Proton Pump Inhibitors
What are PPIs?
PPIs are a class of medications that help reduce the amount of acid that your stomach makes. Several common conditions for which they can be used include heartburn and the treatment and prevention of stomach ulcers.
What are the available PPIs? Do I need a prescription?
Currently, there are six PPIs available: dexlansoprazole (Dexilant), esomeprazole (Nexium), lansoprazole (Prevacid), omeprazole (Prilosec), pantoprazole (Protonix), and rabeprazole (Aciphex). All are available by prescription. There are also products available OTC in both brand and generic forms, including Prevacid 24h, Nexium 24h, Prilosec OTC, and Zegerid (a combination of a PPI with an antacid).
How should PPIs be taken?
You should be sure to read the label or product packaging and follow the directions for use. However, generally speaking, these products are taken by mouth once daily, 30 to 60 minutes before breakfast.
What side effects are associated with PPIs?
PPIs are generally well tolerated. The most common side effects reported include headache, diarrhea, nausea, and vomiting. Reports of more serious side effects include kidney disease, fractures, infections and vitamin deficiencies, but these are very rare and are generally associated with long-term use (using these products for more than a year).
Are PPIs safe to use with other medications?
PPIs may make some medications less effective by reducing their absorption from the stomach. Be certain to read the product packaging carefully and to consult with your pharmacist before using these agents with other prescription and OTC products, including vitamin and nutrition supplements.

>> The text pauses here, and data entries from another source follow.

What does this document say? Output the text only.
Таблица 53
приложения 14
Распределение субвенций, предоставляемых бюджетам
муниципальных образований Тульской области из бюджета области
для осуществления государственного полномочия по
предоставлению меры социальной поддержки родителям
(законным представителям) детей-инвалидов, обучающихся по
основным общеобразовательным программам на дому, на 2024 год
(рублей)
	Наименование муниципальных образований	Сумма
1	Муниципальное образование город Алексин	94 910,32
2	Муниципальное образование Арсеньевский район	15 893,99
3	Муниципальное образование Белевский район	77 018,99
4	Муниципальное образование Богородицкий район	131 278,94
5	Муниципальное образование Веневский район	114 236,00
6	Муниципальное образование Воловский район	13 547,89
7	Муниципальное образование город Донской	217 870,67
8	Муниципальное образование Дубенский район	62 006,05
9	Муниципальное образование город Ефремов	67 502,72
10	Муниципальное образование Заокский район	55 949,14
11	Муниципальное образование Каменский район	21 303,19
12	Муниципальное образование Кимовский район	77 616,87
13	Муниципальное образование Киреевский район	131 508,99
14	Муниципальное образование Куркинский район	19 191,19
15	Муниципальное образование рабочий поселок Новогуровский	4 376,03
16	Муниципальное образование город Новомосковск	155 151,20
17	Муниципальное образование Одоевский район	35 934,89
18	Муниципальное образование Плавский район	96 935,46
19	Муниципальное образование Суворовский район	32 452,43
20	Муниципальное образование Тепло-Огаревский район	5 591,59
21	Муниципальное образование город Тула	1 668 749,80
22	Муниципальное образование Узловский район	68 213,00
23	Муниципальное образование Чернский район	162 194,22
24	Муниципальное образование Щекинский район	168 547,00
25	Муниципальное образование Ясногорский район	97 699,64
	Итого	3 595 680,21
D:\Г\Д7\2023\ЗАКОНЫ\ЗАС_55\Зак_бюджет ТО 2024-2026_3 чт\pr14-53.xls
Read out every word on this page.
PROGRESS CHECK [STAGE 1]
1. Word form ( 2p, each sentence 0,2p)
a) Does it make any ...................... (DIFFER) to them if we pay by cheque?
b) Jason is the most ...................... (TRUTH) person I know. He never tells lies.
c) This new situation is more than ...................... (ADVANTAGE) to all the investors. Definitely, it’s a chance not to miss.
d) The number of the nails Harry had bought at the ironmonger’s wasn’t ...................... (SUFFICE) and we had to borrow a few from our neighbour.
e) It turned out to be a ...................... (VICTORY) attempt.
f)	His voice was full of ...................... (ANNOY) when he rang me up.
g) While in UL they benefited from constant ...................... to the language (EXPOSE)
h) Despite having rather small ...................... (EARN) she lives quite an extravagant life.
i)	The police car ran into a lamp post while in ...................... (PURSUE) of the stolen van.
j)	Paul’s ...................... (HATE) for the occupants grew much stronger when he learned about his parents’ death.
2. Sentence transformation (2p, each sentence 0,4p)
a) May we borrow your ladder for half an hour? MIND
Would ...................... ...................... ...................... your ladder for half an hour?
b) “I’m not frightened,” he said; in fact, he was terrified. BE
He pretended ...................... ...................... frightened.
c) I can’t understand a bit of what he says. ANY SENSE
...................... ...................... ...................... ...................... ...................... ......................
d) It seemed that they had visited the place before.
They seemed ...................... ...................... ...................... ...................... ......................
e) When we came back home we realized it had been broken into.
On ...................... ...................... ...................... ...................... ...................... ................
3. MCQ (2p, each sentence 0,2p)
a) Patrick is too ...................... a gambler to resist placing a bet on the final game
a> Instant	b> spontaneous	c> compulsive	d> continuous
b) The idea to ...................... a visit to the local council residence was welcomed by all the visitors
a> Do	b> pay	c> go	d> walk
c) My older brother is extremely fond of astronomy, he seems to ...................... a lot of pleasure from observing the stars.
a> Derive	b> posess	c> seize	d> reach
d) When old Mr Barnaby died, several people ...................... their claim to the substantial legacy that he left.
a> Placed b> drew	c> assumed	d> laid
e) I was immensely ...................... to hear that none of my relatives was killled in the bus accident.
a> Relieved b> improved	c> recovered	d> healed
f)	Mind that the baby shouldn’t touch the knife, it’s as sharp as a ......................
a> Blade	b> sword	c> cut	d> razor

How long should I take PPIs?
OTC products should not be used for more than 2 weeks unless you are told to do so by your healthcare provider. You should not abruptly discontinue the use of prescription products unless you are told to do so by your healthcare provider, since you may experience heartburn and other related stomach symptoms.
Remember, if you have questions, Consult Your Pharmacist.